Chez Nous, ou Na Nossa Casa, conta a história do envolvimento político de uma enfermeira do norte de França num movimento de extrema-direita. A Frente Nacional contesta a estreia do filme a dois meses da primeira volta das eleições presidenciais francesas.

Andreia Martins - RTP /
DR

Há uma mulher loira na liderança de um movimento nacionalista de direita com enorme relevo em França. Não obstante as inegáveis semelhanças, não, não nos referimos a Marine Le Pen. Falamos antes de parte do enredo de um filme.

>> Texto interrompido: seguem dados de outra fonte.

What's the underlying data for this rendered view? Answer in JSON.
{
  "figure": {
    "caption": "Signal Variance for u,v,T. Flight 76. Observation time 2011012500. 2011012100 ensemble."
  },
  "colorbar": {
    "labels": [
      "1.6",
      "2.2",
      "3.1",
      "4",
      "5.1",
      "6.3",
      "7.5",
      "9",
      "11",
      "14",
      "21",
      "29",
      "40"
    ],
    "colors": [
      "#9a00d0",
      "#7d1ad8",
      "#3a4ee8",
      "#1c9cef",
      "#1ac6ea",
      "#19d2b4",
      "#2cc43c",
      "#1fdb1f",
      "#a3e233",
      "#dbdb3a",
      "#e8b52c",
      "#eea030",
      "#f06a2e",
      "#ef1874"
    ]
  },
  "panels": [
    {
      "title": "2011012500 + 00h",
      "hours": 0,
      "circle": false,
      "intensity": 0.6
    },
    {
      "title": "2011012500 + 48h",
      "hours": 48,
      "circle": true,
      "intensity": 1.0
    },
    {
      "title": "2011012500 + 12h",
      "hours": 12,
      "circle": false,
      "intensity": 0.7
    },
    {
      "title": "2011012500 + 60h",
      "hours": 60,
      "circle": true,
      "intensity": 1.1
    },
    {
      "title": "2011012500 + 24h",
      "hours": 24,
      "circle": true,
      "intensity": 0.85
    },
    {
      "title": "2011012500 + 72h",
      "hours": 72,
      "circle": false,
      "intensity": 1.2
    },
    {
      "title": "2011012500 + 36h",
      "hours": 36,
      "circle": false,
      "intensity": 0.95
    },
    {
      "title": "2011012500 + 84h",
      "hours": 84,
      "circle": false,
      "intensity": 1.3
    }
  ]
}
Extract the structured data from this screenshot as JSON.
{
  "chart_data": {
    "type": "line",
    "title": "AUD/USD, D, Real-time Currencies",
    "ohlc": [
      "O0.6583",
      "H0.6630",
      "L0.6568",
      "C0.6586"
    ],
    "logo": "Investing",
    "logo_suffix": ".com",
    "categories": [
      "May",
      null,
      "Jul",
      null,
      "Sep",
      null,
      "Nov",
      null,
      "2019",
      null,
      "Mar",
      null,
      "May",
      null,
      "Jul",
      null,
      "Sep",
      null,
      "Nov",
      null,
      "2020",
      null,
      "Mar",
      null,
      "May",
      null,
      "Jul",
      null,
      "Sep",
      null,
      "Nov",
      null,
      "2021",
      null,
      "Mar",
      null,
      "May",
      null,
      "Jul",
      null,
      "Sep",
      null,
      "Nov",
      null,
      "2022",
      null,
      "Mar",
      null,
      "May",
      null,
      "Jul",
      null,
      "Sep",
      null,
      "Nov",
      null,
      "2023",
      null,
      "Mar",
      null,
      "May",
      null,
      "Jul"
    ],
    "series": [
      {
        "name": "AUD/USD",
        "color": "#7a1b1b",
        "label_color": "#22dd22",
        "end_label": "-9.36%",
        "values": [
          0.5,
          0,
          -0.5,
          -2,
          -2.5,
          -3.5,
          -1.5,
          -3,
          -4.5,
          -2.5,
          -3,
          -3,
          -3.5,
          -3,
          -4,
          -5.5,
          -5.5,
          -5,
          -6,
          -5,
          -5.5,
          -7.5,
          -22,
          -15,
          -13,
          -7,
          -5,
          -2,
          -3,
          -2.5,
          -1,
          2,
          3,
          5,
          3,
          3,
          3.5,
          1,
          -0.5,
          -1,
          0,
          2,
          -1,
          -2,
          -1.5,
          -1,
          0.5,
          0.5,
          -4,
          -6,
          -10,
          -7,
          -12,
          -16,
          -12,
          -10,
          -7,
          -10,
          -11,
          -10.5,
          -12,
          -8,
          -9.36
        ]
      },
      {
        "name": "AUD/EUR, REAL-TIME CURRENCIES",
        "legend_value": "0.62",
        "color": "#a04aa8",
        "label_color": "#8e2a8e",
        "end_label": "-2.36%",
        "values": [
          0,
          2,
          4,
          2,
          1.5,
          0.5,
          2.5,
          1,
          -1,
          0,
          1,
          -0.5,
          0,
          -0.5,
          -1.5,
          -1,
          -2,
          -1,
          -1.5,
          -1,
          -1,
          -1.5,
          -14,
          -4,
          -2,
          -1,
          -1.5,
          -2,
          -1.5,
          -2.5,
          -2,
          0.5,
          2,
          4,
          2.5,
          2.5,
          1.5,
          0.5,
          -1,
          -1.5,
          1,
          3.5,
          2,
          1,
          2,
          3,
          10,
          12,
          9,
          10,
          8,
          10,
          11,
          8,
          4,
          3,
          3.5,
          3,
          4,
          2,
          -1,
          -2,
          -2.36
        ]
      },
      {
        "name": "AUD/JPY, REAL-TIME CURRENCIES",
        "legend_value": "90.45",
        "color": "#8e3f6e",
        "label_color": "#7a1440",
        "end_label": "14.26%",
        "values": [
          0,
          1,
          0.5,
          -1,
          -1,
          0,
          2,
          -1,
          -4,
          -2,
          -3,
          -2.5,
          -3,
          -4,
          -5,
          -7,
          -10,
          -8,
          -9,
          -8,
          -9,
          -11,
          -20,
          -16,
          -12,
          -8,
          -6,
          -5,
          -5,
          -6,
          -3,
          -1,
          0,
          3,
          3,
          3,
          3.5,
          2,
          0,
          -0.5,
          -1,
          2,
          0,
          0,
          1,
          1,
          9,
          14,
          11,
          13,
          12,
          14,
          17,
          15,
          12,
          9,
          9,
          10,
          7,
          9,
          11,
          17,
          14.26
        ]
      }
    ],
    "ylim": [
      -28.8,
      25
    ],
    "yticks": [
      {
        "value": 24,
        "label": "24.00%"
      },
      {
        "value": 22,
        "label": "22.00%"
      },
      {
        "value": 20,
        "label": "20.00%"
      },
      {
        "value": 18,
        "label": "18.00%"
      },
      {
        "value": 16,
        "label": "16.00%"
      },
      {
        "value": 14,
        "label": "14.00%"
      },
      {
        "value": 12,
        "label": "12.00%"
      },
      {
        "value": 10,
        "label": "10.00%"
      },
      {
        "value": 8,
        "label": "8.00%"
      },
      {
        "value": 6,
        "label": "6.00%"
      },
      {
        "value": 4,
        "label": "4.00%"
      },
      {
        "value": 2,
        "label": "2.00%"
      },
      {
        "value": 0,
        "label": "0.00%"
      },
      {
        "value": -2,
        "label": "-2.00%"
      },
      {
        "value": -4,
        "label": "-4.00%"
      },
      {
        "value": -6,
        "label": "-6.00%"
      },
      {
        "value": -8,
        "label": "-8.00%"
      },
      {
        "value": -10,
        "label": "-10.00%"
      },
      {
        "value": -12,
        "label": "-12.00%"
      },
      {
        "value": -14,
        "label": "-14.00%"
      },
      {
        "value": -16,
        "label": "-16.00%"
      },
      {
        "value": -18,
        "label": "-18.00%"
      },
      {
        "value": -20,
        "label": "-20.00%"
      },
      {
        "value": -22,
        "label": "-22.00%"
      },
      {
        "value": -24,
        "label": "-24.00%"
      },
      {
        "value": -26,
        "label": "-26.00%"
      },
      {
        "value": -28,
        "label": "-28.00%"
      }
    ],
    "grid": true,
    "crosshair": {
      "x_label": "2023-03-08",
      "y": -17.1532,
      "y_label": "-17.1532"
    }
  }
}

Chez Nous (Na Nossa Casa), centra-se na história de uma enfermeira (interpretada pela atriz Émilie Dequenne) que alcança enorme visibilidade política na região de Nord-Pas-De-Calais quando se envolve nas ações do partido “Bloco Patriótico”, uma autêntica versão fictícia da Frente Nacional.

O filme chega às salas de cinema francesas a 22 de fevereiro mas já está a incomodar as principais fileiras do partido de extrema-direita. Tudo porque o trailer, divulgado no passado dia 30 de dezembro, mostra pela primeira vez a líder do movimento imaginário, papel interpretado pela atriz Catherine Jacob, com uma caracterização que dificilmente escapa aos paralelismos com a vida real.



As parecenças físicas da personagem com Le Pen são tais que Florian Philippot, vice-presidente da Frente Nacional, considerou que era “um escândalo” e mesmo “inaceitável” que a película estreie dois meses antes do ato eleitoral, já que se trata de um filme “claramente anti-Frente Nacional”.

Gilles Pennelle, dirigente regional do partido, refere que o filme constitui “uma falta de respeito para com os franceses e a sua liberdade de expressão”.

No Twitter, Gilbert Collard, deputado da Frente Nacional, compara mesmo o filme à propaganda nazi durante o III Reich. "Admiradores de Goebbels, os produtores de Chez Nous", escreve.

Lucas Belvaux, o realizador do filme no centro da polémica, nega as acusações: “[Philippot] ainda só viu o trailer, por isso esta é uma controvérsia barata que só serve para evitar o debate sobre a verdadeira mensagem do filme”.

“Não é tanto um filme anti-Frente Nacional, mas antes um filme sobre mensagens populistas e sobre a forma como as pessoas se relacionam com a política. É isso que me interessa, não os partidos políticos”, referiu o realizador belga em declarações à rádio francesa RMC/BFMTV.

O cineasta recusa que este filme seja uma tentativa de influenciar a cena politica em França ou o voto dos eleitores. “Não é um filme militante. (…) Foi feito para provocar discussão, não para provocar ou amedrontar a Frente Nacional”, acrescentou.